Some serious Christians may possibly tremble for the Ark, and think the Christian religion in danger when divested of the patronage of civil power. They may fear inroads from licentiousness and infidelity, on the one hand, and from sectaries and party divisions on the other.
But we can dismiss our fears, when we consider the truth can never be a real hazard, where there is a sufficiency of light and knowledge, and full liberty to vindicate it.
Cutler’s words come from David McCullough’s 2019 history, The Pioneers, describing the effort of Cutler and a small group of New Englanders to re-create a new New England in the wilderness north of the Ohio river.
Not surprisingly, McCullough’s book is quite readable, as are all his works. What made it a revelation to me is that it revealed an aspect of this early American settlement of the west that I had been ignorant of. It wasn’t just any old Americans moving west to found new communities. At the beginning it was specifically the descendants of the Pilgrims and Puritans in New England, actually organizing consciously to repeat the same thing as their ancestors, sending a group of God-fearing religious families west to build a new city on a hill, for the future of America and for their children.
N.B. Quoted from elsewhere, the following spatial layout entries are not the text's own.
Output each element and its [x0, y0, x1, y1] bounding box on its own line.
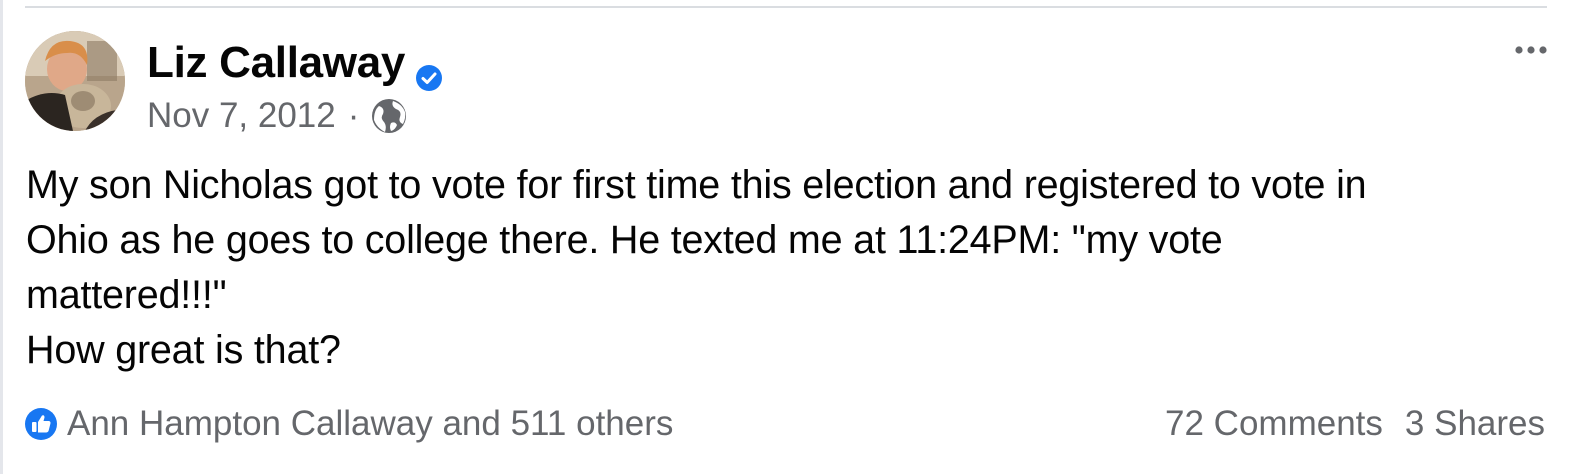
- author-name[interactable]: Liz Callaway: [147, 38, 405, 88]
- post-meta: Nov 7, 2012 ·: [147, 96, 409, 136]
- verified-badge-icon: [415, 53, 443, 91]
- reactions-text: Ann Hampton Callaway and 511 others: [67, 404, 674, 443]
- post-text: My son Nicholas got to vote for first ti…: [26, 163, 1367, 372]
- top-divider: [25, 6, 1547, 8]
- more-options-icon[interactable]: [1511, 40, 1551, 60]
- comments-count[interactable]: 72 Comments: [1165, 404, 1383, 444]
- author-name-row: Liz Callaway: [147, 38, 443, 91]
- reactions-summary[interactable]: Ann Hampton Callaway and 511 others: [24, 404, 673, 444]
- like-icon: [24, 407, 58, 441]
- avatar-photo: [25, 31, 125, 131]
- meta-separator: ·: [347, 96, 360, 135]
- shares-count[interactable]: 3 Shares: [1405, 404, 1545, 444]
- avatar[interactable]: [25, 31, 125, 131]
- post-date[interactable]: Nov 7, 2012: [147, 96, 336, 136]
- left-border: [0, 0, 3, 474]
- engagement-counts: 72 Comments 3 Shares: [1165, 404, 1545, 444]
- globe-icon[interactable]: [369, 96, 409, 136]
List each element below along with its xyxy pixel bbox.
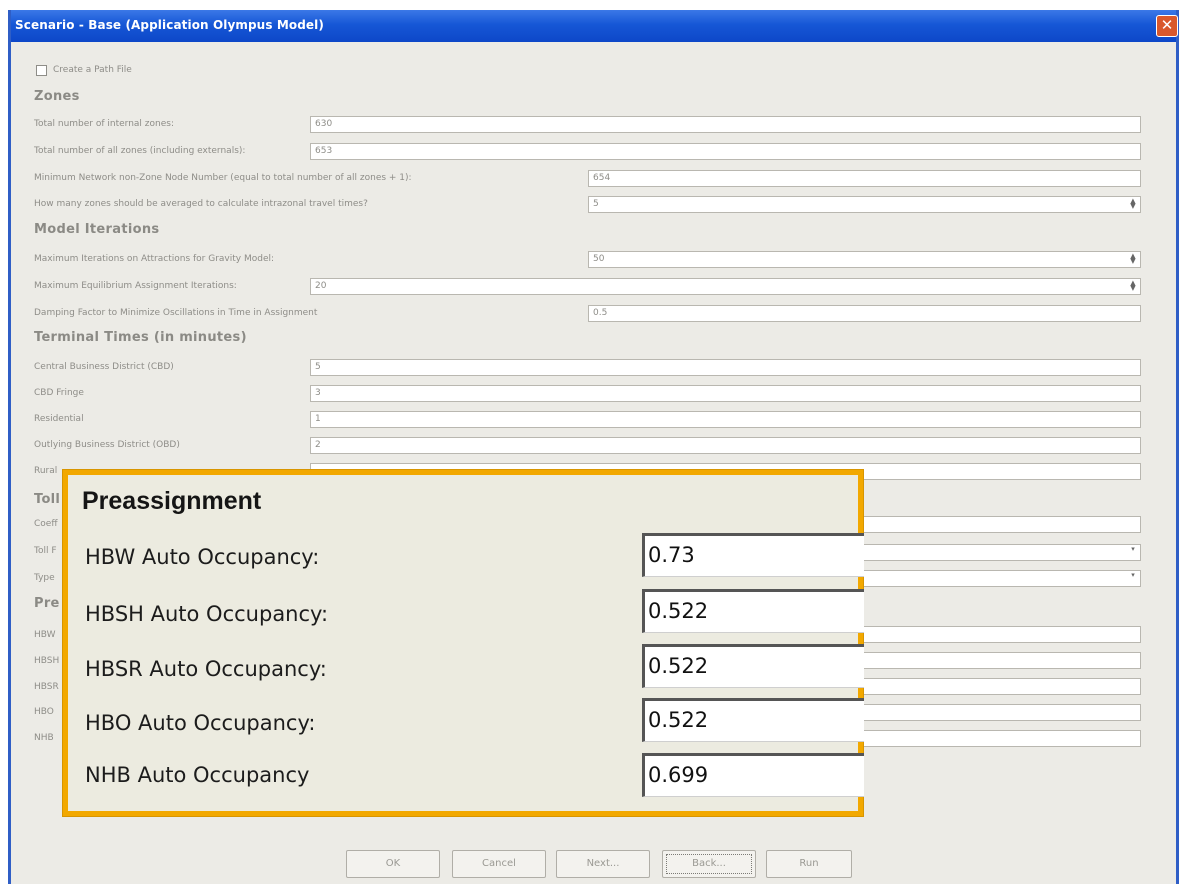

Cutler himself had been crucial in lobbying Congress to establish the laws necessary to allow these first first settlers to buy land and begin settlement. He and a group of former revolutionary soldiers from New England had worked up a plan, and sent Cutler to New York and Philadelphia to convince Congress to pass the Northwest Ordinance of 1787, establishing the legal framework for settling the vast territories now open to American north and west of the Ohio river. Cutler himself wrote much of that bill, making sure it included articles requiring freedom of religion and no slavery.
In the early spring of 1788 the first group of twenty-two settlers arrived, and within a very short time they had established a town and community. By the time Cutler arrived in the late summer, the colony was so well established that families were arriving to build their own farms.